Last May I drove up to a Vegetable Growers Field Day in Gatton in Queensland, between Brisbane and Toowoomba. This is conventional agriculture on display, showing off its prowess at growing vegetables for export all over Australia and to the world. I was awestruck – in a world where fruit and veggie shops engage in beauty contests rather than wars of nutrition, here were the Elysian Fields. Rows and rows of perfect lettuces of every style, tomatoes growing under plastic-coated mounds with sub-surface drip and strung between wires (no bamboo stakes for these fellows!). Cucumbers in green houses growing up strings from plastic pots with barely half a bucket of soil in a plastic bag and drip-fed with water and nutrients. Battery vegetables! And the machinery – this was truly awesome. I chased a machine down a field that was planting lettuce seedlings perfectly at the rate of two rows of three seedlings every second. There were machines that sorted seeds and popped them into growing trays then covered them up automatically, so that the seedlings could be raised perfectly to be fed into those high-speed sowers. Other machines were on display for grading melons and potatoes, for cultivating the raised vegetable beds to a fine tilth, for spraying, for harvesting the veggies and packing them into boxes ready for the flights to Asia and beyond. This was not the place to boast of my organic veggies grown on such a tiny scale with nothing more than hoes and rakes, a chainsaw and a shredder, and without benefit of any chemical fertilizers, herbicides or pesticides…

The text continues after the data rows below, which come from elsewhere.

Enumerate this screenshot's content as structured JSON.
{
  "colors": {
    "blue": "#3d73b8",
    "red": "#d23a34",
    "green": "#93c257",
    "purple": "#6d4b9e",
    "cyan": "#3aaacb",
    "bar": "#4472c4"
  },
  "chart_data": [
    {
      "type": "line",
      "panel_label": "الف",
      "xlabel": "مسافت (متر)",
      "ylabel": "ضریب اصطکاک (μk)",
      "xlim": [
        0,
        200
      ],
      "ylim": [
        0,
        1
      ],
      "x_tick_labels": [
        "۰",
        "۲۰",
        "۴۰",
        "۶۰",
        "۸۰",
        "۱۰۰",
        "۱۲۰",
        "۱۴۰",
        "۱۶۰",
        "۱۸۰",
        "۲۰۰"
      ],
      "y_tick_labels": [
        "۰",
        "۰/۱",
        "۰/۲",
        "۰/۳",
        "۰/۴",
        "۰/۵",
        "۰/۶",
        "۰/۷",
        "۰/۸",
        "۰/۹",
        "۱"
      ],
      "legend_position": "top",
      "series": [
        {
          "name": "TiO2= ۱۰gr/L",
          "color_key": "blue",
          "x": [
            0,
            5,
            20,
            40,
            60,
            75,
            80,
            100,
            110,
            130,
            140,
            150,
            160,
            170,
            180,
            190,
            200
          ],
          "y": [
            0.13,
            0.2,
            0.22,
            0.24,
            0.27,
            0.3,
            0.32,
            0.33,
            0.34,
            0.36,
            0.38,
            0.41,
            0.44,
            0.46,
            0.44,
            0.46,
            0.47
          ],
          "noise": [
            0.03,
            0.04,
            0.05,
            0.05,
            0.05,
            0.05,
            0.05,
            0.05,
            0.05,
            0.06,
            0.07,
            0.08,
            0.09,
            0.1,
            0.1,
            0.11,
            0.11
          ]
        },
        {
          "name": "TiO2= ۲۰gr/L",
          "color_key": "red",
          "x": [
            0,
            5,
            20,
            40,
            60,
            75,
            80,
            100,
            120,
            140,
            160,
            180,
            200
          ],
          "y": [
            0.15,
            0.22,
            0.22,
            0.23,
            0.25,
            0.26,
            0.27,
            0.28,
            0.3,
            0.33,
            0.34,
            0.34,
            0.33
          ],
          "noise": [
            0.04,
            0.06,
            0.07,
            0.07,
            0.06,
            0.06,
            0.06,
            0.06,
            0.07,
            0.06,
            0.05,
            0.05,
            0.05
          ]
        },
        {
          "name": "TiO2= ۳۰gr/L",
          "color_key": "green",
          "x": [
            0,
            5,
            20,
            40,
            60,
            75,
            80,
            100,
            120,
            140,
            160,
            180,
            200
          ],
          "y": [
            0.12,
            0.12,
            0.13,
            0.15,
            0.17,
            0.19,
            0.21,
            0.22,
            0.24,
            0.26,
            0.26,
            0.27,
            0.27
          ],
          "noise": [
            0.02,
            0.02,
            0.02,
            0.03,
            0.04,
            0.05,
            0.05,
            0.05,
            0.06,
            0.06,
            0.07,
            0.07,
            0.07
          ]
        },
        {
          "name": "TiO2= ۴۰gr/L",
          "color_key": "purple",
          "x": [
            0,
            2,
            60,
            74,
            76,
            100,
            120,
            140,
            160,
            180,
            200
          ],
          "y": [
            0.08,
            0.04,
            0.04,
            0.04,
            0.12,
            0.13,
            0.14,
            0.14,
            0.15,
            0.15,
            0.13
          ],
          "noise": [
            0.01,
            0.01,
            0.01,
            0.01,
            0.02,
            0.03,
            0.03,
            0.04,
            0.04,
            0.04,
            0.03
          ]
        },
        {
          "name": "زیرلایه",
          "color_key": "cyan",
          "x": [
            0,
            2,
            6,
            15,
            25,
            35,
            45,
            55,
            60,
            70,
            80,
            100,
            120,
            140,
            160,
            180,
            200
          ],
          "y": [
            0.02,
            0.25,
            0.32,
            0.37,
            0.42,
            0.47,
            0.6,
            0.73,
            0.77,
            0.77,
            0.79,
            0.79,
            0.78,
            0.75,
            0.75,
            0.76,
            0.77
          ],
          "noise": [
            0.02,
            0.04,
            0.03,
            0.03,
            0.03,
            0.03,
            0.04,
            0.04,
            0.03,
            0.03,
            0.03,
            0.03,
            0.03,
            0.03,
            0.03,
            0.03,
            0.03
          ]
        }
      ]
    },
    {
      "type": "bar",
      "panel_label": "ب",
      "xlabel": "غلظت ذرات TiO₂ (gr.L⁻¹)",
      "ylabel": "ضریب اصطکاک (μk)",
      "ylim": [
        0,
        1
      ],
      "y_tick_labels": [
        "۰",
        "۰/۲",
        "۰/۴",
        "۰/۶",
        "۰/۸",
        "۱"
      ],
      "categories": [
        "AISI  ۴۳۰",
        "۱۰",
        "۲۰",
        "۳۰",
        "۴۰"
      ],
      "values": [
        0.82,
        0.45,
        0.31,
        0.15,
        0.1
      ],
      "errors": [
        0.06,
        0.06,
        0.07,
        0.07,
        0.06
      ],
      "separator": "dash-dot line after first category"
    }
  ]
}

clip_image008A few thousand kilometres and a week later, I crossed the Victorian border back into South Australia, and pulled into the roadhouse in Pinarroo for an iced coffee, as is my wont. Here I struck up a conversation with an old-timer, who told me of a local farmer who had invested in a massive centre-pivot irrigation system to boost his production of carrots and onions, and to out-compete his neighbours. He did indeed achieve these huge increases in productivity, except that in bringing these massive volumes of veggies to market, he caused the price to slump. With these poor returns, he was unable to repay his borrowings on all the machinery he had purchased to boost production, and bankruptcy resulted. He too had experienced the havoc and chaos of the veggie patch, but on a much grander scale…

And the tomatoes? Yep, they were finally planted out and are doing well - 100 vines from two packets of seeds. No thanks to Murphy!

* Murphy’s Law states that “anything that can go wrong, will go wrong!”